Datalog for trees in Clojure

How to use Datalog in Clojure to match and extract information from trees

I recently became curious about Datalog and its applications on program analysis. There seems to be quite a lot of literature around the subject, and given that all code can be represented as a tree, it would imply that Datalog is especially well-suited for querying trees. I was keen to find out more on a practical level, but I thought that learning about program analysis and tree queries with Datalog at the same time would be a bit challenging, so I thought to experiment on a kind of tree that I know a bit better: the DOM.

This blog post will show you how to encode a DOM-like structure to DataScript data, and how to use DataScript queries (along with a few rules) to perform queries against the structure in order to extract data. You can use this as a way to bootstrap your understanding of how Datalog can be used to query any tree structure.

Weapons of choice

The experiment was done in Clojure of course, and I've uploaded it as a project on github, so if you'd like to try stuff as you read, do:

git clone git@github.com:stathissideris/datascript-dom.git

And start your REPL on the project with Leiningen.

There are two flavours of Datalog in the Clojure ecosystem, Datomic and DataScript. Datomic is of course a commercial database with a free version, and DataScript is an open source in-memory-only Datalog database that used to be ClojureScript-only, but now also runs on the JVM. Because this is only a small experiment (and because it's more forgiving/flexible with schemas etc), I chose to go with DataScript in this case, but the same queries would apply to Datomic with very few changes (the Datomic schema would need to be much more extensive).

For HTML parsing, I used Daniel Janus' clj-tagsoup which provides a robust way to parse messy HTML into a hiccup-like data structure (you may end up with extra <body> and <head> tags when using it – not sure why, but this is just an experiment).

Encoding the tree

The first task is to take the output of clj-tagsoup and turn it into transactions that can then be passed to DataScript in order to establish a number of facts about our tree. Let's have a look at the output of clj-tagsoup:

(require '[pl.danieljanus.tagsoup :as html])
(html/parse-string "<html><body class=\"test\"><p>A<b>B</b>C<i>D</i>E</p><p>hohoho</p></body></html>")

Produces:

[:html {} [:body {:class "test"} [:p {} "A" [:b {} "B"] "C" [:i {} "D"] "E"] [:p {} "hohoho"]]]

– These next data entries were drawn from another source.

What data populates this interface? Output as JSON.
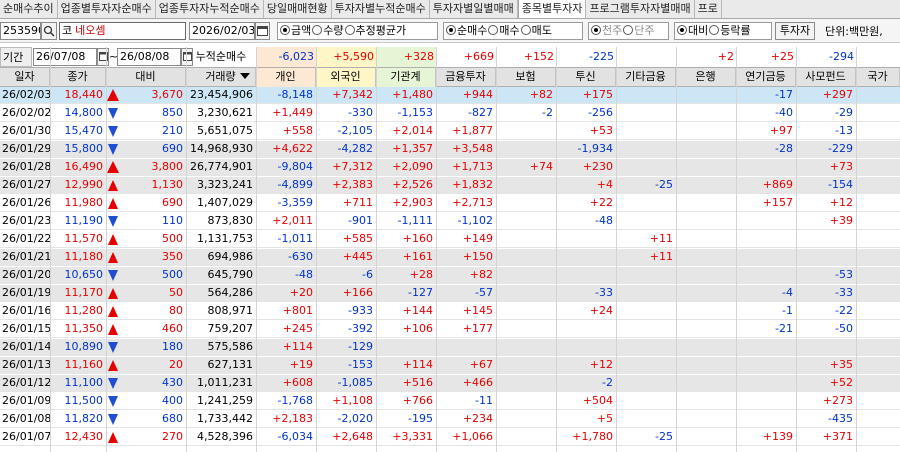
{
  "tabs": [
    "순매수추이",
    "업종별투자자순매수",
    "업종투자자누적순매수",
    "당일매매현황",
    "투자자별누적순매수",
    "투자자별일별매매",
    "종목별투자자",
    "프로그램투자자별매매",
    "프로"
  ],
  "active_tab": 6,
  "toolbar": {
    "code": "253590",
    "search_icon": "search-icon",
    "market_char": "코",
    "stock_name": "네오셈",
    "date": "2026/02/03",
    "unit_group": [
      "금액",
      "수량",
      "추정평균가"
    ],
    "unit_selected": 0,
    "trade_group": [
      "순매수",
      "매수",
      "매도"
    ],
    "trade_selected": 0,
    "share_group": [
      "천주",
      "단주"
    ],
    "share_selected": 0,
    "compare_group": [
      "대비",
      "등락률"
    ],
    "compare_selected": 0,
    "investor_button": "투자자",
    "unit_label": "단위:백만원,"
  },
  "period": {
    "label": "기간",
    "from": "26/07/08",
    "sep": "~",
    "to": "26/08/08",
    "cum_label": "누적순매수"
  },
  "summary": {
    "individual": "-6,023",
    "foreign": "+5,590",
    "institution": "+328",
    "fin_invest": "+669",
    "insurance": "+152",
    "trust": "-225",
    "other_fin": "",
    "bank": "+2",
    "pension": "+25",
    "pef": "-294"
  },
  "columns": [
    "일자",
    "종가",
    "대비",
    "거래량",
    "개인",
    "외국인",
    "기관계",
    "금융투자",
    "보험",
    "투신",
    "기타금융",
    "은행",
    "연기금등",
    "사모펀드",
    "국가"
  ],
  "rows": [
    {
      "date": "26/02/03",
      "close": "18,440",
      "dir": "upbig",
      "chg": "3,670",
      "vol": "23,454,906",
      "ind": "-8,148",
      "frn": "+7,342",
      "inst": "+1,480",
      "fin": "+944",
      "ins": "+82",
      "tru": "+175",
      "oth": "",
      "bank": "",
      "pen": "-17",
      "pef": "+297",
      "nat": ""
    },
    {
      "date": "26/02/02",
      "close": "14,800",
      "dir": "down",
      "chg": "850",
      "vol": "3,230,621",
      "ind": "+1,449",
      "frn": "-330",
      "inst": "-1,153",
      "fin": "-827",
      "ins": "-2",
      "tru": "-256",
      "oth": "",
      "bank": "",
      "pen": "-40",
      "pef": "-29",
      "nat": ""
    },
    {
      "date": "26/01/30",
      "close": "15,470",
      "dir": "down",
      "chg": "210",
      "vol": "5,651,075",
      "ind": "+558",
      "frn": "-2,105",
      "inst": "+2,014",
      "fin": "+1,877",
      "ins": "",
      "tru": "+53",
      "oth": "",
      "bank": "",
      "pen": "+97",
      "pef": "-13",
      "nat": ""
    },
    {
      "date": "26/01/29",
      "close": "15,800",
      "dir": "down",
      "chg": "690",
      "vol": "14,968,930",
      "ind": "+4,622",
      "frn": "-4,282",
      "inst": "+1,357",
      "fin": "+3,548",
      "ins": "",
      "tru": "-1,934",
      "oth": "",
      "bank": "",
      "pen": "-28",
      "pef": "-229",
      "nat": ""
    },
    {
      "date": "26/01/28",
      "close": "16,490",
      "dir": "upbig",
      "chg": "3,800",
      "vol": "26,774,901",
      "ind": "-9,804",
      "frn": "+7,312",
      "inst": "+2,090",
      "fin": "+1,713",
      "ins": "+74",
      "tru": "+230",
      "oth": "",
      "bank": "",
      "pen": "",
      "pef": "+73",
      "nat": ""
    },
    {
      "date": "26/01/27",
      "close": "12,990",
      "dir": "up",
      "chg": "1,130",
      "vol": "3,323,241",
      "ind": "-4,899",
      "frn": "+2,383",
      "inst": "+2,526",
      "fin": "+1,832",
      "ins": "",
      "tru": "+4",
      "oth": "-25",
      "bank": "",
      "pen": "+869",
      "pef": "-154",
      "nat": ""
    },
    {
      "date": "26/01/26",
      "close": "11,980",
      "dir": "up",
      "chg": "690",
      "vol": "1,407,029",
      "ind": "-3,359",
      "frn": "+711",
      "inst": "+2,903",
      "fin": "+2,713",
      "ins": "",
      "tru": "+22",
      "oth": "",
      "bank": "",
      "pen": "+157",
      "pef": "+12",
      "nat": ""
    },
    {
      "date": "26/01/23",
      "close": "11,190",
      "dir": "down",
      "chg": "110",
      "vol": "873,830",
      "ind": "+2,011",
      "frn": "-901",
      "inst": "-1,111",
      "fin": "-1,102",
      "ins": "",
      "tru": "-48",
      "oth": "",
      "bank": "",
      "pen": "",
      "pef": "+39",
      "nat": ""
    },
    {
      "date": "26/01/22",
      "close": "11,570",
      "dir": "up",
      "chg": "500",
      "vol": "1,131,753",
      "ind": "-1,011",
      "frn": "+585",
      "inst": "+160",
      "fin": "+149",
      "ins": "",
      "tru": "",
      "oth": "+11",
      "bank": "",
      "pen": "",
      "pef": "",
      "nat": ""
    },
    {
      "date": "26/01/21",
      "close": "11,180",
      "dir": "up",
      "chg": "350",
      "vol": "694,986",
      "ind": "-630",
      "frn": "+445",
      "inst": "+161",
      "fin": "+150",
      "ins": "",
      "tru": "",
      "oth": "+11",
      "bank": "",
      "pen": "",
      "pef": "",
      "nat": ""
    },
    {
      "date": "26/01/20",
      "close": "10,650",
      "dir": "down",
      "chg": "500",
      "vol": "645,790",
      "ind": "-48",
      "frn": "-6",
      "inst": "+28",
      "fin": "+82",
      "ins": "",
      "tru": "",
      "oth": "",
      "bank": "",
      "pen": "",
      "pef": "-53",
      "nat": ""
    },
    {
      "date": "26/01/19",
      "close": "11,170",
      "dir": "up",
      "chg": "50",
      "vol": "564,286",
      "ind": "+20",
      "frn": "+166",
      "inst": "-127",
      "fin": "-57",
      "ins": "",
      "tru": "-33",
      "oth": "",
      "bank": "",
      "pen": "-4",
      "pef": "-33",
      "nat": ""
    },
    {
      "date": "26/01/16",
      "close": "11,280",
      "dir": "up",
      "chg": "80",
      "vol": "808,971",
      "ind": "+801",
      "frn": "-933",
      "inst": "+144",
      "fin": "+145",
      "ins": "",
      "tru": "+24",
      "oth": "",
      "bank": "",
      "pen": "-1",
      "pef": "-22",
      "nat": ""
    },
    {
      "date": "26/01/15",
      "close": "11,350",
      "dir": "up",
      "chg": "460",
      "vol": "759,207",
      "ind": "+245",
      "frn": "-392",
      "inst": "+106",
      "fin": "+177",
      "ins": "",
      "tru": "",
      "oth": "",
      "bank": "",
      "pen": "-21",
      "pef": "-50",
      "nat": ""
    },
    {
      "date": "26/01/14",
      "close": "10,890",
      "dir": "down",
      "chg": "180",
      "vol": "575,586",
      "ind": "+114",
      "frn": "-129",
      "inst": "",
      "fin": "",
      "ins": "",
      "tru": "",
      "oth": "",
      "bank": "",
      "pen": "",
      "pef": "",
      "nat": ""
    },
    {
      "date": "26/01/13",
      "close": "11,160",
      "dir": "up",
      "chg": "20",
      "vol": "627,131",
      "ind": "+19",
      "frn": "-153",
      "inst": "+114",
      "fin": "+67",
      "ins": "",
      "tru": "+12",
      "oth": "",
      "bank": "",
      "pen": "",
      "pef": "+35",
      "nat": ""
    },
    {
      "date": "26/01/12",
      "close": "11,100",
      "dir": "down",
      "chg": "430",
      "vol": "1,011,231",
      "ind": "+608",
      "frn": "-1,085",
      "inst": "+516",
      "fin": "+466",
      "ins": "",
      "tru": "-2",
      "oth": "",
      "bank": "",
      "pen": "",
      "pef": "+52",
      "nat": ""
    },
    {
      "date": "26/01/09",
      "close": "11,500",
      "dir": "down",
      "chg": "400",
      "vol": "1,241,259",
      "ind": "-1,768",
      "frn": "+1,108",
      "inst": "+766",
      "fin": "-11",
      "ins": "",
      "tru": "+504",
      "oth": "",
      "bank": "",
      "pen": "",
      "pef": "+273",
      "nat": ""
    },
    {
      "date": "26/01/08",
      "close": "11,820",
      "dir": "down",
      "chg": "680",
      "vol": "1,733,442",
      "ind": "+2,183",
      "frn": "-2,020",
      "inst": "-195",
      "fin": "+234",
      "ins": "",
      "tru": "+5",
      "oth": "",
      "bank": "",
      "pen": "",
      "pef": "-435",
      "nat": ""
    },
    {
      "date": "26/01/07",
      "close": "12,430",
      "dir": "up",
      "chg": "270",
      "vol": "4,528,396",
      "ind": "-6,034",
      "frn": "+2,648",
      "inst": "+3,331",
      "fin": "+1,066",
      "ins": "",
      "tru": "+1,780",
      "oth": "-25",
      "bank": "",
      "pen": "+139",
      "pef": "+371",
      "nat": ""
    }
  ],
  "colors": {
    "up": "#e60000",
    "down": "#0033cc",
    "selected_row": "#cde6f5"
  }
}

You can see that it looks like the hiccup syntax, but a bit more consistent because you always get a map in the second position, even if there are no attributes.

There is a nice correspondence between DOM and DataScript: the DOM elements have attributes, entities in Datalog also have attributes, and that's how we are going to encode them. To simplify things a bit, we are not going to prefix the HTML attribute keywords with a namespace, we'll just use them as they are returned from clj-tagsoup.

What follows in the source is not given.